Salt Lake City’s Water Week kicks off with Hogle Zoo scavenger hunt
By ben Fulton
The Salt Lake TribuneFirst published May 06 2012 05:32PM
The blue-lettered placards placed at key locations throughout Hogle Zoo for Salt Lake City’s Water Week of conservation education range from the shocking to the outright savage.
Find at least four of these six placards, as did the Beal children of Idaho Falls, Idaho, during Water Week’s kickoff Sunday morning, and you’ll score temporary tattoos for the kids.
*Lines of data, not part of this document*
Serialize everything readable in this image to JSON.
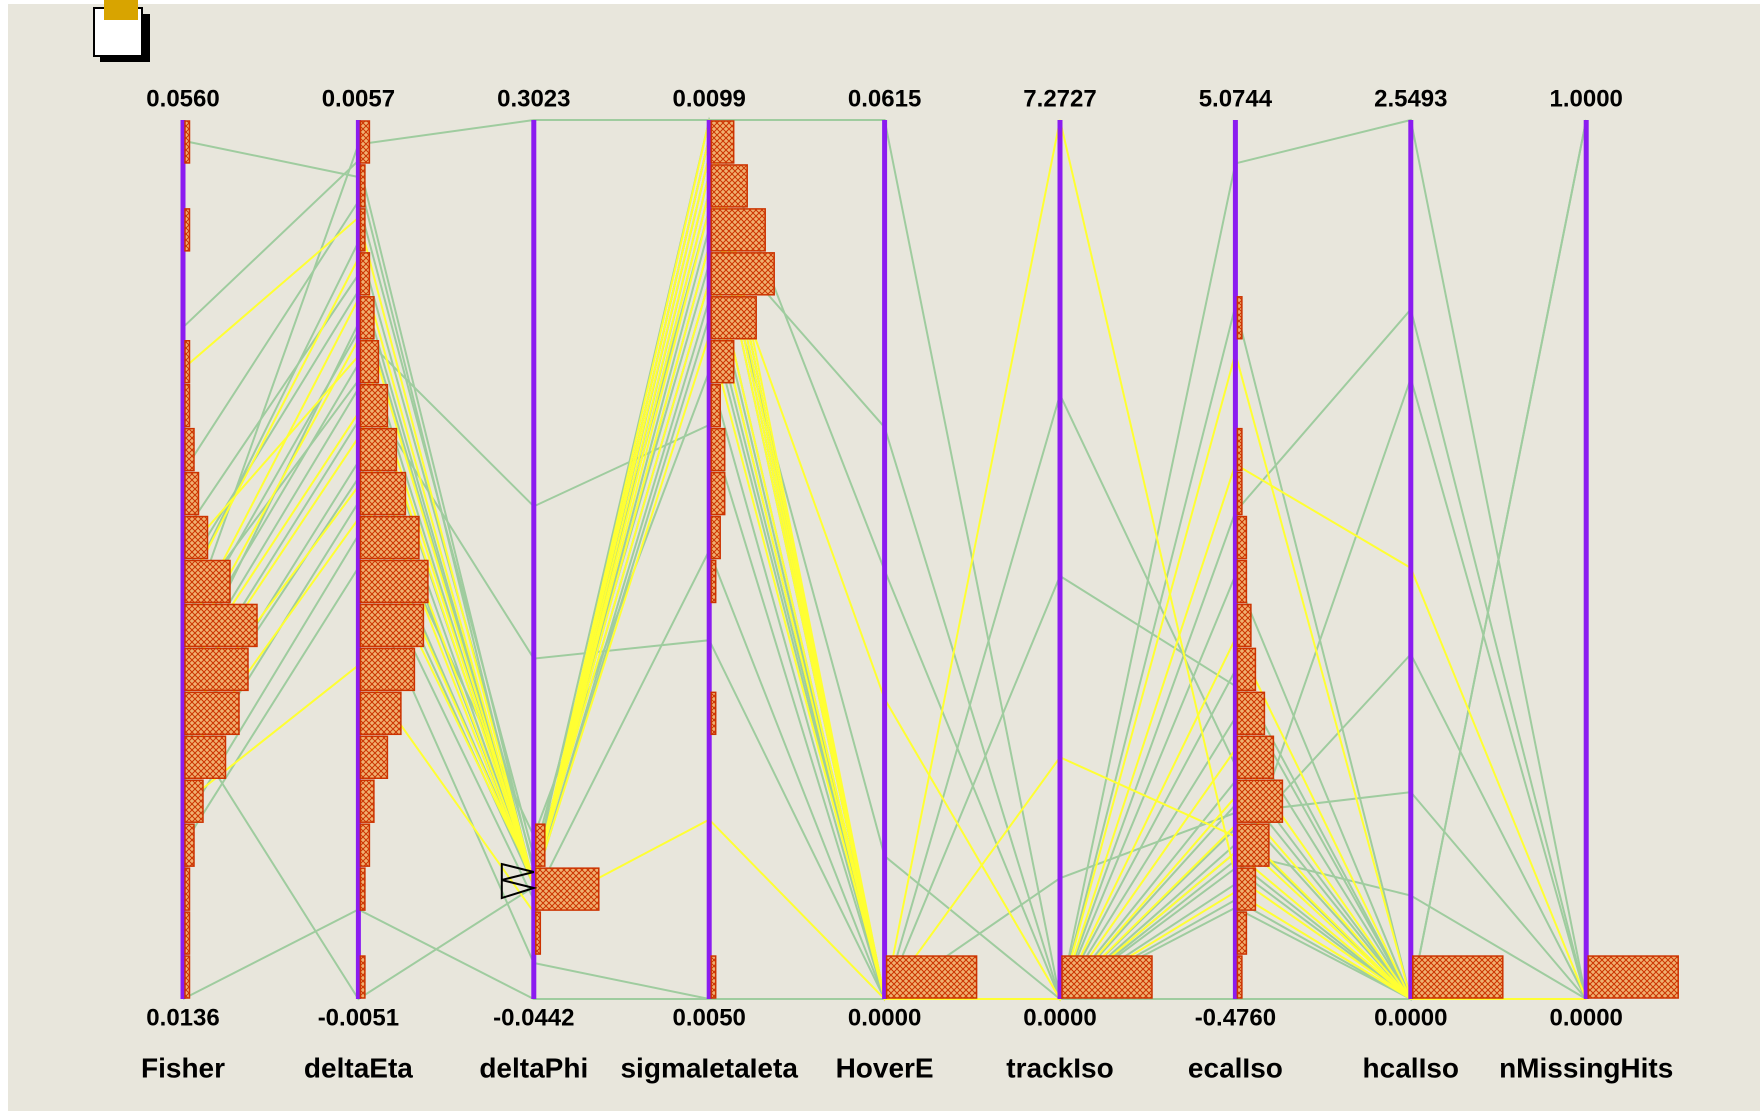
{
  "chart_data": {
    "type": "parallel",
    "axis_color": "#8b1cf0",
    "hist_color": "#cc3300",
    "axes": [
      {
        "name": "Fisher",
        "min": {
          "value": 0.0136,
          "label": "0.0136"
        },
        "max": {
          "value": 0.056,
          "label": "0.0560"
        },
        "hist": [
          1,
          1,
          1,
          2,
          4,
          9,
          12,
          14,
          16,
          10,
          5,
          3,
          2,
          1,
          1,
          0,
          0,
          1,
          0,
          1
        ]
      },
      {
        "name": "deltaEta",
        "min": {
          "value": -0.0051,
          "label": "-0.0051"
        },
        "max": {
          "value": 0.0057,
          "label": "0.0057"
        },
        "hist": [
          1,
          0,
          1,
          2,
          3,
          6,
          9,
          12,
          14,
          15,
          13,
          10,
          8,
          6,
          4,
          3,
          2,
          1,
          1,
          2
        ]
      },
      {
        "name": "deltaPhi",
        "min": {
          "value": -0.0442,
          "label": "-0.0442"
        },
        "max": {
          "value": 0.3023,
          "label": "0.3023"
        },
        "hist": [
          0,
          1,
          14,
          2,
          0,
          0,
          0,
          0,
          0,
          0,
          0,
          0,
          0,
          0,
          0,
          0,
          0,
          0,
          0,
          0
        ]
      },
      {
        "name": "sigmaIetaIeta",
        "min": {
          "value": 0.005,
          "label": "0.0050"
        },
        "max": {
          "value": 0.0099,
          "label": "0.0099"
        },
        "hist": [
          1,
          0,
          0,
          0,
          0,
          0,
          1,
          0,
          0,
          1,
          2,
          3,
          3,
          2,
          5,
          10,
          14,
          12,
          8,
          5
        ]
      },
      {
        "name": "HoverE",
        "min": {
          "value": 0,
          "label": "0.0000"
        },
        "max": {
          "value": 0.0615,
          "label": "0.0615"
        },
        "hist": [
          20,
          0,
          0,
          0,
          0,
          0,
          0,
          0,
          0,
          0,
          0,
          0,
          0,
          0,
          0,
          0,
          0,
          0,
          0,
          0
        ]
      },
      {
        "name": "trackIso",
        "min": {
          "value": 0,
          "label": "0.0000"
        },
        "max": {
          "value": 7.2727,
          "label": "7.2727"
        },
        "hist": [
          20,
          0,
          0,
          0,
          0,
          0,
          0,
          0,
          0,
          0,
          0,
          0,
          0,
          0,
          0,
          0,
          0,
          0,
          0,
          0
        ]
      },
      {
        "name": "ecalIso",
        "min": {
          "value": -0.476,
          "label": "-0.4760"
        },
        "max": {
          "value": 5.0744,
          "label": "5.0744"
        },
        "hist": [
          1,
          2,
          4,
          7,
          10,
          8,
          6,
          4,
          3,
          2,
          2,
          1,
          1,
          0,
          0,
          1,
          0,
          0,
          0,
          0
        ]
      },
      {
        "name": "hcalIso",
        "min": {
          "value": 0,
          "label": "0.0000"
        },
        "max": {
          "value": 2.5493,
          "label": "2.5493"
        },
        "hist": [
          20,
          0,
          0,
          0,
          0,
          0,
          0,
          0,
          0,
          0,
          0,
          0,
          0,
          0,
          0,
          0,
          0,
          0,
          0,
          0
        ]
      },
      {
        "name": "nMissingHits",
        "min": {
          "value": 0,
          "label": "0.0000"
        },
        "max": {
          "value": 1,
          "label": "1.0000"
        },
        "hist": [
          20,
          0,
          0,
          0,
          0,
          0,
          0,
          0,
          0,
          0,
          0,
          0,
          0,
          0,
          0,
          0,
          0,
          0,
          0,
          0
        ]
      }
    ],
    "records": [
      {
        "color": "#9fcc9f",
        "values": [
          0.055,
          0.005,
          0.001,
          0.0098,
          0,
          0,
          0.4,
          0,
          0
        ]
      },
      {
        "color": "#9fcc9f",
        "values": [
          0.031,
          0.0054,
          0.3023,
          0.0099,
          0.0615,
          0,
          4.8,
          2.5493,
          0
        ]
      },
      {
        "color": "#9fcc9f",
        "values": [
          0.026,
          0.0015,
          0.02,
          0.0085,
          0,
          0,
          0.9,
          0,
          1
        ]
      },
      {
        "color": "#9fcc9f",
        "values": [
          0.032,
          0.0025,
          0.09,
          0.007,
          0,
          3.5,
          1.5,
          0,
          0
        ]
      },
      {
        "color": "#9fcc9f",
        "values": [
          0.029,
          0.0032,
          0.001,
          0.0093,
          0.04,
          0,
          0.25,
          1.8,
          0
        ]
      },
      {
        "color": "#9fcc9f",
        "values": [
          0.024,
          0.001,
          0.0005,
          0.0089,
          0,
          0,
          0.6,
          0,
          0
        ]
      },
      {
        "color": "#9fcc9f",
        "values": [
          0.036,
          0.0038,
          0,
          0.0096,
          0,
          0,
          2.2,
          0,
          0
        ]
      },
      {
        "color": "#9fcc9f",
        "values": [
          0.021,
          0.0002,
          -0.03,
          0.005,
          0,
          0,
          0.1,
          0,
          0
        ]
      },
      {
        "color": "#9fcc9f",
        "values": [
          0.033,
          0.0042,
          0.008,
          0.0091,
          0,
          1,
          0.7,
          0.6,
          0
        ]
      },
      {
        "color": "#9fcc9f",
        "values": [
          0.028,
          0.002,
          0.0015,
          0.0098,
          0,
          0,
          1.3,
          0,
          0
        ]
      },
      {
        "color": "#9fcc9f",
        "values": [
          0.027,
          -0.0051,
          0,
          0.0088,
          0,
          0,
          0.35,
          0,
          0
        ]
      },
      {
        "color": "#9fcc9f",
        "values": [
          0.039,
          0.0047,
          0.012,
          0.0094,
          0.01,
          0,
          3.9,
          0,
          0
        ]
      },
      {
        "color": "#9fcc9f",
        "values": [
          0.022,
          0.0006,
          -0.005,
          0.0075,
          0,
          0,
          0.5,
          1,
          0
        ]
      },
      {
        "color": "#9fcc9f",
        "values": [
          0.03,
          0.0027,
          0.003,
          0.009,
          0,
          0,
          0.75,
          0,
          1
        ]
      },
      {
        "color": "#9fcc9f",
        "values": [
          0.034,
          0.0036,
          0.001,
          0.0097,
          0,
          5,
          1,
          0,
          0
        ]
      },
      {
        "color": "#9fcc9f",
        "values": [
          0.0136,
          -0.004,
          -0.0442,
          0.005,
          0,
          0,
          -0.476,
          0,
          0
        ]
      },
      {
        "color": "#9fcc9f",
        "values": [
          0.046,
          0.0052,
          0.006,
          0.0099,
          0.03,
          0,
          2.6,
          2,
          0
        ]
      },
      {
        "color": "#9fcc9f",
        "values": [
          0.026,
          0.0013,
          0.002,
          0.0092,
          0,
          0,
          0.15,
          0,
          0
        ]
      },
      {
        "color": "#9fcc9f",
        "values": [
          0.031,
          0.0031,
          0.15,
          0.0082,
          0,
          0,
          1.6,
          0,
          0
        ]
      },
      {
        "color": "#9fcc9f",
        "values": [
          0.029,
          0.0024,
          0.001,
          0.0095,
          0,
          0,
          0.45,
          0.3,
          0
        ]
      },
      {
        "color": "#ffff33",
        "values": [
          0.029,
          0.0021,
          0.0012,
          0.0098,
          0,
          0,
          0.45,
          0,
          0
        ]
      },
      {
        "color": "#ffff33",
        "values": [
          0.031,
          0.0035,
          0.0005,
          0.0095,
          0,
          0,
          0.62,
          0,
          0
        ]
      },
      {
        "color": "#ffff33",
        "values": [
          0.027,
          0.0012,
          0.002,
          0.0092,
          0,
          0,
          1.8,
          0,
          0
        ]
      },
      {
        "color": "#ffff33",
        "values": [
          0.033,
          0.004,
          0.001,
          0.0099,
          0,
          7.2727,
          0.3,
          0,
          0
        ]
      },
      {
        "color": "#ffff33",
        "values": [
          0.025,
          0.0008,
          0.003,
          0.009,
          0,
          0,
          2.9,
          1.25,
          0
        ]
      },
      {
        "color": "#ffff33",
        "values": [
          0.035,
          0.0028,
          0.0008,
          0.0087,
          0,
          0,
          0.8,
          0,
          0
        ]
      },
      {
        "color": "#ffff33",
        "values": [
          0.023,
          -0.001,
          -0.01,
          0.006,
          0,
          0,
          0.2,
          0,
          0
        ]
      },
      {
        "color": "#ffff33",
        "values": [
          0.044,
          0.0045,
          0.0015,
          0.0096,
          0,
          0,
          1.1,
          0,
          0
        ]
      },
      {
        "color": "#ffff33",
        "values": [
          0.028,
          0.0018,
          0.0002,
          0.0094,
          0.021,
          0,
          3.6,
          0,
          0
        ]
      },
      {
        "color": "#ffff33",
        "values": [
          0.03,
          0.003,
          0.0025,
          0.0097,
          0,
          2,
          0.55,
          0,
          0
        ]
      }
    ]
  }
}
More than that, you’ll glean conversation-worthy knowledge about the connections between wildlife and water.
The scavenger hunt designed for families is just one of a deluge of activities scheduled through Saturday, when Water Week offers everything from gardening tips and sales to lectures, children’s story time and a fly-fishing demonstration.
Not even film buffs have been left out of the action: Documentaries are available about the Great Salt Lake shoreline and one U.S. serviceman’s personal battle against water contamination at a North Carolina Marine base.
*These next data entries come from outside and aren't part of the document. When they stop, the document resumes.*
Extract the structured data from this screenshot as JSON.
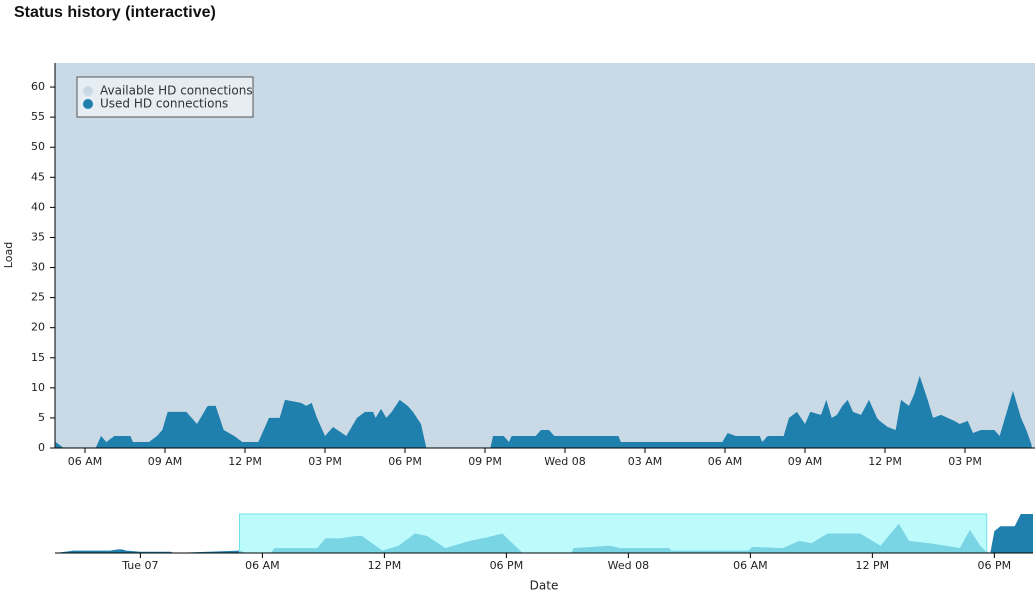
{
  "chart_data": [
    {
      "type": "area",
      "title": "Status history (interactive)",
      "ylabel": "Load",
      "xlim": [
        4.875,
        41.625
      ],
      "ylim": [
        0,
        64
      ],
      "xticks": [
        {
          "value": 6,
          "label": "06 AM"
        },
        {
          "value": 9,
          "label": "09 AM"
        },
        {
          "value": 12,
          "label": "12 PM"
        },
        {
          "value": 15,
          "label": "03 PM"
        },
        {
          "value": 18,
          "label": "06 PM"
        },
        {
          "value": 21,
          "label": "09 PM"
        },
        {
          "value": 24,
          "label": "Wed 08"
        },
        {
          "value": 27,
          "label": "03 AM"
        },
        {
          "value": 30,
          "label": "06 AM"
        },
        {
          "value": 33,
          "label": "09 AM"
        },
        {
          "value": 36,
          "label": "12 PM"
        },
        {
          "value": 39,
          "label": "03 PM"
        }
      ],
      "yticks": [
        0,
        5,
        10,
        15,
        20,
        25,
        30,
        35,
        40,
        45,
        50,
        55,
        60
      ],
      "legend": "upper left",
      "grid": false,
      "series": [
        {
          "name": "Available HD connections",
          "color": "#c9d9e6",
          "x": [
            4.875,
            41.625
          ],
          "values": [
            64,
            64
          ]
        },
        {
          "name": "Used HD connections",
          "color": "#1f7fad",
          "x": [
            4.9,
            5.2,
            6.4,
            6.6,
            6.8,
            7.1,
            7.7,
            7.8,
            8.4,
            8.7,
            8.9,
            9.1,
            9.8,
            10.0,
            10.2,
            10.6,
            10.9,
            11.2,
            11.6,
            11.9,
            12.5,
            12.7,
            12.9,
            13.3,
            13.5,
            14.1,
            14.3,
            14.5,
            14.7,
            15.0,
            15.3,
            15.8,
            16.2,
            16.5,
            16.8,
            16.9,
            17.1,
            17.3,
            17.5,
            17.8,
            18.1,
            18.3,
            18.6,
            18.8,
            21.2,
            21.3,
            21.7,
            21.9,
            22.0,
            22.9,
            23.1,
            23.4,
            23.6,
            26.0,
            26.1,
            29.9,
            30.1,
            30.4,
            31.3,
            31.4,
            31.6,
            32.2,
            32.4,
            32.7,
            33.0,
            33.2,
            33.6,
            33.8,
            34.0,
            34.2,
            34.4,
            34.6,
            34.8,
            35.1,
            35.4,
            35.7,
            35.8,
            36.1,
            36.4,
            36.6,
            36.9,
            37.1,
            37.3,
            37.6,
            37.8,
            38.1,
            38.6,
            38.8,
            39.1,
            39.3,
            39.6,
            40.1,
            40.3,
            40.5,
            40.8,
            41.1,
            41.3,
            41.5
          ],
          "values": [
            1,
            0,
            0,
            2,
            1,
            2,
            2,
            1,
            1,
            2,
            3,
            6,
            6,
            5,
            4,
            7,
            7,
            3,
            2,
            1,
            1,
            3,
            5,
            5,
            8,
            7.5,
            7,
            7.5,
            5,
            2,
            3.5,
            2,
            5,
            6,
            6,
            5,
            6.5,
            5,
            6,
            8,
            7,
            6,
            4,
            0,
            0,
            2,
            2,
            1,
            2,
            2,
            3,
            3,
            2,
            2,
            1,
            1,
            2.5,
            2,
            2,
            1,
            2,
            2,
            5,
            6,
            4,
            6,
            5.5,
            8,
            5,
            5.5,
            7,
            8,
            6,
            5.5,
            8,
            5,
            4.5,
            3.5,
            3,
            8,
            7,
            9,
            12,
            8,
            5,
            5.5,
            4.5,
            4,
            4.5,
            2.5,
            3,
            3,
            2,
            5,
            9.5,
            5,
            3,
            0.5
          ]
        }
      ]
    },
    {
      "type": "area",
      "xlabel": "Date",
      "xlim": [
        -4.2,
        43.9
      ],
      "ylim": [
        0,
        16
      ],
      "xticks": [
        {
          "value": 0,
          "label": "Tue 07"
        },
        {
          "value": 6,
          "label": "06 AM"
        },
        {
          "value": 12,
          "label": "12 PM"
        },
        {
          "value": 18,
          "label": "06 PM"
        },
        {
          "value": 24,
          "label": "Wed 08"
        },
        {
          "value": 30,
          "label": "06 AM"
        },
        {
          "value": 36,
          "label": "12 PM"
        },
        {
          "value": 42,
          "label": "06 PM"
        }
      ],
      "brush": [
        4.875,
        41.625
      ],
      "brush_color": "#9ff8fb",
      "series": [
        {
          "name": "Used HD connections",
          "color": "#1f7fad",
          "x": [
            -4.2,
            -3.7,
            -3.3,
            -1.5,
            -1.1,
            -0.9,
            -0.7,
            0,
            1.5,
            1.6,
            4.9,
            5.2,
            6.4,
            6.6,
            7.1,
            8.7,
            9.1,
            9.8,
            10.6,
            10.9,
            11.9,
            12.7,
            13.5,
            14.1,
            15.0,
            16.2,
            17.1,
            17.8,
            18.8,
            21.2,
            21.3,
            23.1,
            23.6,
            26.0,
            26.1,
            29.9,
            30.1,
            31.6,
            32.4,
            33.0,
            33.8,
            34.6,
            35.4,
            36.4,
            37.3,
            37.8,
            38.8,
            39.6,
            40.3,
            40.8,
            41.3,
            41.6,
            41.8,
            42.0,
            42.3,
            43.0,
            43.3,
            43.9
          ],
          "values": [
            0,
            0.5,
            1,
            1,
            1.5,
            1.5,
            1,
            0.5,
            0.5,
            0,
            1,
            0,
            0,
            2,
            2,
            2,
            6,
            6,
            7,
            7,
            1,
            3,
            8,
            7,
            2,
            5,
            6.5,
            8,
            0,
            0,
            2,
            3,
            2,
            2,
            1,
            1,
            2.5,
            2,
            5,
            4,
            8,
            8,
            8,
            3,
            12,
            5,
            4,
            3,
            2,
            9.5,
            3,
            0.5,
            0,
            9,
            11,
            11,
            16,
            16
          ]
        }
      ]
    }
  ]
}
Clint Beal, a 25-year-old pipe worker who takes the family on regular trips to Salt Lake City for daughter Brina’s juvenile rheumatoid arthritis, said he jumped at the chance to learn more through Sunday’s scavenger hunt. The chance for other families to do the same lasts through Saturday.
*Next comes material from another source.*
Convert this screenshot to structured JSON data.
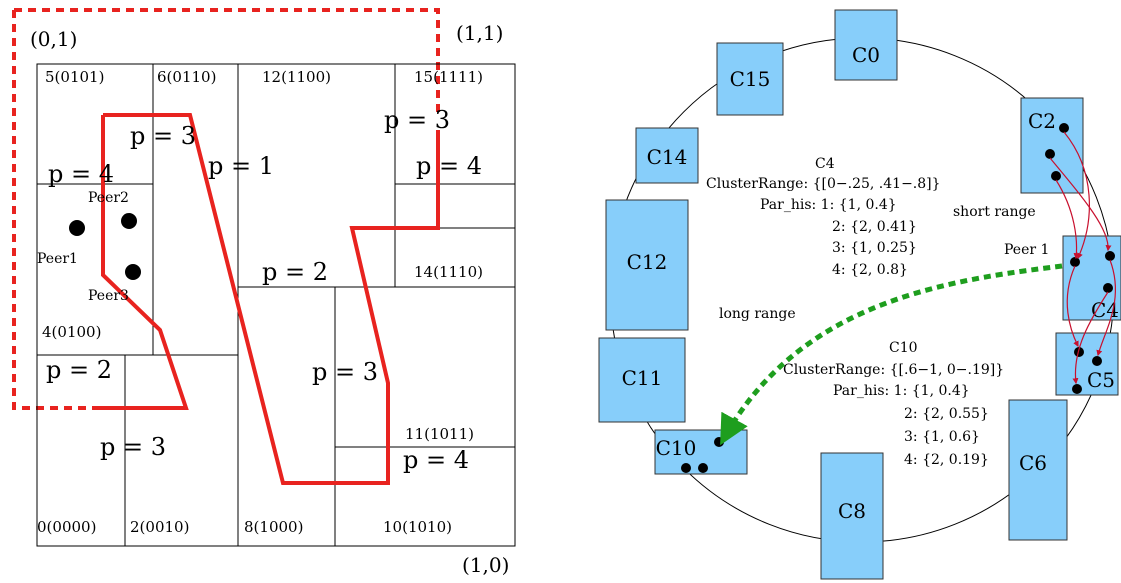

"Heck, yeah," Beal said. "It’s something to keep us involved, instead of just walking around looking."
The Beal family read one placard after watching 2-year-old elephant Zuri roll in mud and scratch her hind ankle, learning that elephants sometimes walk 60 miles — about the distance between Salt Lake City to Provo — for a drink.
Another, read while senior camel Gobi raised his arthritic legs, said that contrary to popular thought, camels don’t store water in their humps, which store fat. Water is stored in the walls of a camel’s stomach, where it’s released gradually before the next 50-gallon fill-up.
The zoo’s stunning Amur tigers, a trio of brothers, become even more fearful in their dazzling symmetry after reading the Water Week placard nearby.
"Tigers don’t just use water for drinking," it reads. "They often hide by water holes waiting for unsuspecting prey to stop by for a drink. After dinner, a tiger might take a dip in the water hole to cool off and play. Who doesn’t like a trip to the pool or a hot day?"
For Beal, the most shocking placard stood by the zoo’s famous water fountain enclosed in the gaping mouth of a plastic lion.
"How can you help reduce the demand on water supplies?" it asks. "Tap it! Bottled water requires a lot of energy and water for bottling and transport. Drinking tap water leaves more to go around."
"I never knew that bottled water actually wasted water," Beal said. "I always thought it was the opposite. I’ll pass that on at work, the in-laws and everyone I know."
That, of course is the point, for public education programs in the spirit of Water Week. The legislative brainchild of then-House Minority Leader Ralph Becker in 2007, before he became Salt Lake City mayor, his bill was signed into law and designated for the first full week of May as State Water Week by then-Gov. Jon Huntsman Jr.
Utah boasts two national distinctions when it comes to water use, according to the website of the Utah Rivers Council, a nonprofit organization advocating the conservation and stewardship of Utah rivers. Living in the second most arid state after Nevada, Utah residents use more water per capita than any other state. On top of that, our water rates are the second lowest in the nation. The low cost of water, up to 70 percent used outside the home, according to the council, makes conservation difficult.
Liz Larsen, conservation coordinator for Hogle Zoo, said the scavenger hunt was a natural fit for the zoo’s third year of participation in Water Week.
"Water in our state is a concern to us. Something we see every day in the care of our animals is their relationship with water," she said.
The zoo will become even more water-oriented with the June 1 opening of its "Rocky Shores" exhibit of fresh- and salt-water animals, including two river otters, three harbor seals and three sea lions. Larsen said water for those exhibits will be recycled and filtered in a closed loop system so that the habitat pools won’t require draining and refilling.
"That saves us water — big time," Larsen said.